Now, a designer has imagined what 'future humans' might look like due to the effects of technology on our bodies, and trust us when we say it's not pretty.

A 3D designer created the model for phone company TollFreeForwarding.com based on research about how technology can impact our bodies.

Let's make it clear from the get go that no scientists are seriously suggesting humans could evolve to look like this - but it nevertheless makes for interesting reading.

The 'future human' - who the designer dubbed Mindy - has a severe hunchback as a result of straining in front of screens too much, hands that are clawed from holding phones and even a second eyelid.

Caleb Backe, a health and wellness expert at Maple Holistics, said in a statement about Mindy: "Spending hours looking down at your phone strains your neck and throws your spine off balance. Consequently, the muscles in your neck have to expend extra effort to support your head.

"Sitting in front of the computer at the office for hours on end also means that your torso is pulled out in front of your hips rather than being stacked straight and aligned."

This is what humans could evolve to look like.
Study Finds

It turns out that the situation reflected in Mindy's hand is based on a real condition and it's what's known as 'text claw', or cubital tunnel syndrome.

Dr. Nikola Djordjevic of Med Alert Help said: "A few years ago, mobile internet usage surpassed desktop, and we now hold the internet in our hands.

"However, the way we hold our phones can cause strain in certain points of contact - causing 'text claw,' which is known as cubital tunnel syndrome."

Some of Mindy's attributes are based on pretty dubious scientific claims.

She has a thicker skull to protect her from 'radiofrequency radiation' which the press release suggests could cause cancer, despite Cancer Research UK writing: "Mobile phones do not increase the risk of cancer. And there aren't any good explanations for how mobile phones could cause cancer."

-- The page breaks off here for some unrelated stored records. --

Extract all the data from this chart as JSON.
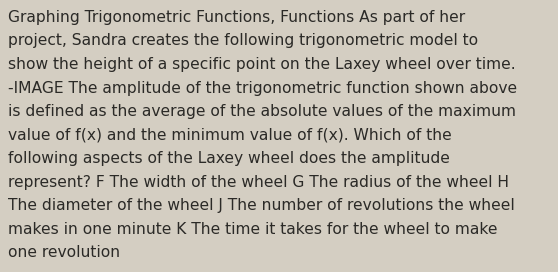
{
  "background_color": "#d4cec2",
  "lines": [
    "Graphing Trigonometric Functions, Functions As part of her",
    "project, Sandra creates the following trigonometric model to",
    "show the height of a specific point on the Laxey wheel over time.",
    "-IMAGE The amplitude of the trigonometric function shown above",
    "is defined as the average of the absolute values of the maximum",
    "value of f(x) and the minimum value of f(x). Which of the",
    "following aspects of the Laxey wheel does the amplitude",
    "represent? F The width of the wheel G The radius of the wheel H",
    "The diameter of the wheel J The number of revolutions the wheel",
    "makes in one minute K The time it takes for the wheel to make",
    "one revolution"
  ],
  "text_color": "#2b2a27",
  "font_size": 11.2,
  "fig_width": 5.58,
  "fig_height": 2.72,
  "dpi": 100
}
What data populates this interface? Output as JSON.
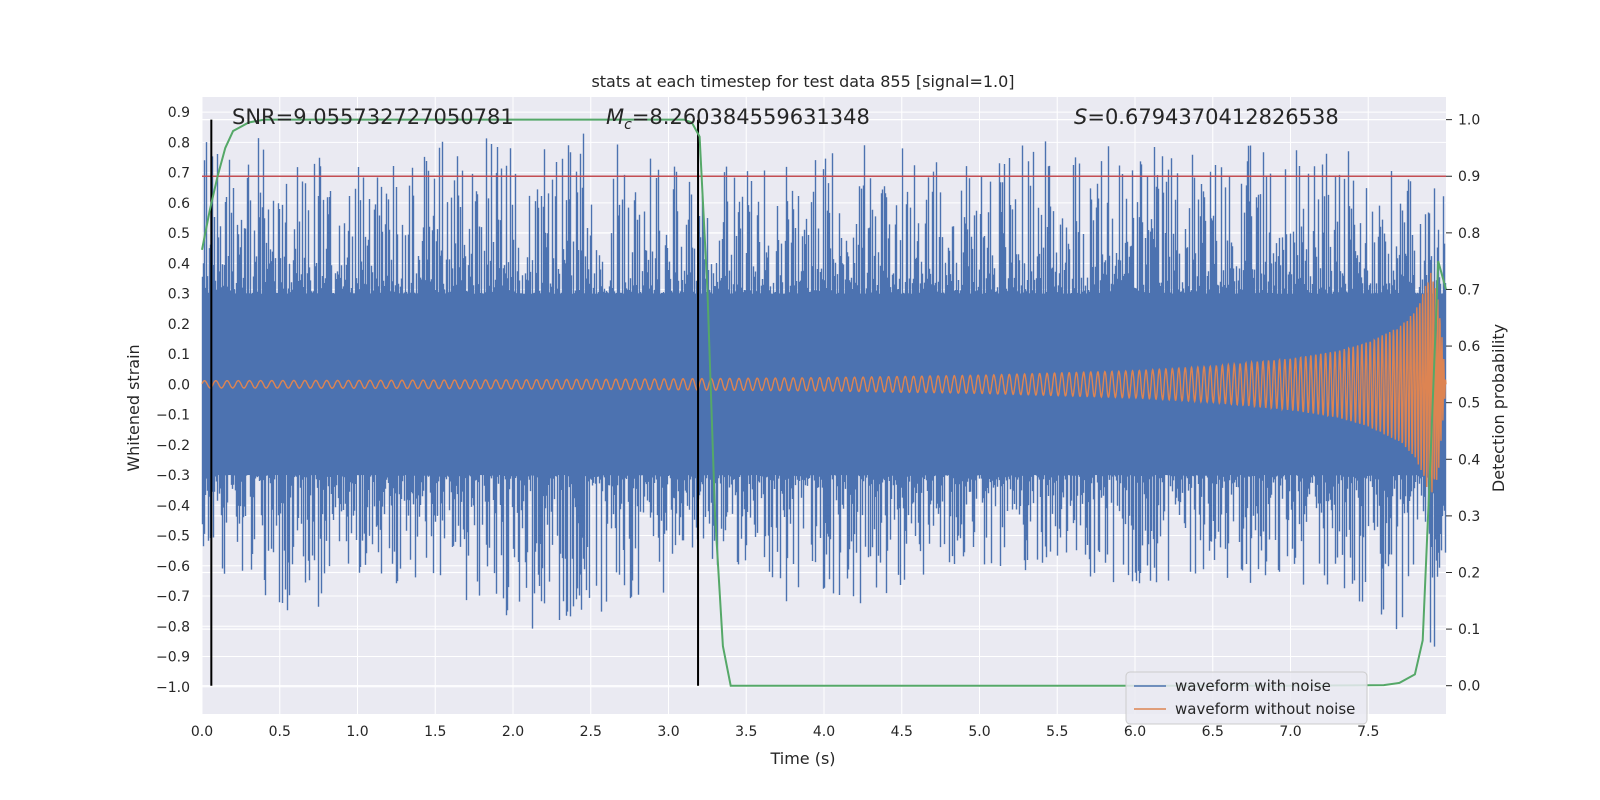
{
  "chart_data": {
    "type": "line",
    "title": "stats at each timestep for test data 855 [signal=1.0]",
    "xlabel": "Time (s)",
    "ylabel": "Whitened strain",
    "ylabel_right": "Detection probability",
    "xlim": [
      0.0,
      8.0
    ],
    "ylim": [
      -1.09,
      0.95
    ],
    "ylim_right": [
      -0.05,
      1.04
    ],
    "x_ticks": [
      "0.0",
      "0.5",
      "1.0",
      "1.5",
      "2.0",
      "2.5",
      "3.0",
      "3.5",
      "4.0",
      "4.5",
      "5.0",
      "5.5",
      "6.0",
      "6.5",
      "7.0",
      "7.5"
    ],
    "y_ticks": [
      "0.9",
      "0.8",
      "0.7",
      "0.6",
      "0.5",
      "0.4",
      "0.3",
      "0.2",
      "0.1",
      "0.0",
      "-0.1",
      "-0.2",
      "-0.3",
      "-0.4",
      "-0.5",
      "-0.6",
      "-0.7",
      "-0.8",
      "-0.9",
      "-1.0"
    ],
    "y_right_ticks": [
      "1.0",
      "0.9",
      "0.8",
      "0.7",
      "0.6",
      "0.5",
      "0.4",
      "0.3",
      "0.2",
      "0.1",
      "0.0"
    ],
    "grid": true,
    "legend_placement": "lower-right",
    "annotations": {
      "snr": "SNR=9.055732727050781",
      "mc": "=8.260384559631348",
      "mc_symbol": "M",
      "mc_sub": "c",
      "s": "=0.6794370412826538",
      "s_symbol": "S"
    },
    "vlines_x": [
      0.06,
      3.19
    ],
    "hline_right_y": 0.9,
    "colors": {
      "noise": "#4c72b0",
      "clean": "#dd8452",
      "prob": "#55a868",
      "threshold": "#c44e52",
      "vline": "#000000",
      "background": "#eaeaf2"
    },
    "series": [
      {
        "name": "waveform with noise",
        "axis": "left",
        "envelope_x": [
          0.0,
          0.5,
          1.0,
          1.5,
          2.0,
          2.5,
          3.0,
          3.5,
          4.0,
          4.5,
          5.0,
          5.5,
          6.0,
          6.5,
          7.0,
          7.5,
          8.0
        ],
        "envelope_max": [
          0.85,
          0.8,
          0.78,
          0.8,
          0.82,
          0.83,
          0.72,
          0.72,
          0.78,
          0.8,
          0.82,
          0.8,
          0.82,
          0.78,
          0.8,
          0.76,
          0.65
        ],
        "envelope_min": [
          -0.6,
          -0.75,
          -0.72,
          -0.65,
          -0.81,
          -0.8,
          -0.68,
          -0.62,
          -0.81,
          -0.66,
          -0.62,
          -0.64,
          -0.68,
          -0.65,
          -0.7,
          -0.72,
          -0.97
        ]
      },
      {
        "name": "waveform without noise",
        "axis": "left",
        "amplitude_x": [
          0.0,
          1.0,
          2.0,
          3.0,
          4.0,
          5.0,
          6.0,
          6.5,
          7.0,
          7.3,
          7.5,
          7.7,
          7.8,
          7.85,
          7.9,
          7.95,
          8.0
        ],
        "amplitude": [
          0.012,
          0.013,
          0.015,
          0.018,
          0.022,
          0.03,
          0.045,
          0.06,
          0.085,
          0.11,
          0.14,
          0.19,
          0.24,
          0.3,
          0.38,
          0.3,
          0.0
        ]
      },
      {
        "name": "detection probability",
        "axis": "right",
        "x": [
          0.0,
          0.05,
          0.1,
          0.15,
          0.2,
          0.3,
          0.4,
          0.6,
          1.0,
          2.0,
          3.0,
          3.1,
          3.15,
          3.2,
          3.25,
          3.3,
          3.35,
          3.4,
          3.5,
          4.0,
          5.0,
          6.0,
          7.0,
          7.6,
          7.7,
          7.8,
          7.85,
          7.9,
          7.95,
          8.0
        ],
        "y": [
          0.77,
          0.84,
          0.9,
          0.95,
          0.98,
          0.995,
          1.0,
          1.0,
          1.0,
          1.0,
          1.0,
          1.0,
          0.995,
          0.97,
          0.7,
          0.3,
          0.07,
          0.0,
          0.0,
          0.0,
          0.0,
          0.0,
          0.0,
          0.001,
          0.005,
          0.02,
          0.08,
          0.4,
          0.75,
          0.7
        ]
      }
    ]
  }
}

Mindy also has a smaller brain based on findings that human brain size has decreased over time. The press release claims humans 'have to do so much less to survive', and therefore people with larger brains are no longer favoured by natural selection.

However, scientists have highlighted this decrease in brain size has been going on for around 10,000 to 20,000 years and therefore has nothing to with technology, with Professor Michael A. Hofman telling Metro that there is 'absolutely no scientific evidence that the modern human brain has been getting smaller during the last centuries'.

It's speculated that humans will develop smaller brains the future.
Alamy / EyeEm

As for the extra eyelid, this is apparently in response to us being exposed to increased amount of harmful light from screens.

However, Dr David Ramsey writes in a blog for Harvard Medical School that 'the amount of blue light from electronic devices, including smartphones, tablets, LCD TVs, and laptop computers, is not harmful to the retina or any other part of the eye'.

So don't be too concerned - the chances humans will end up looking like Mindy are pretty much non-existent.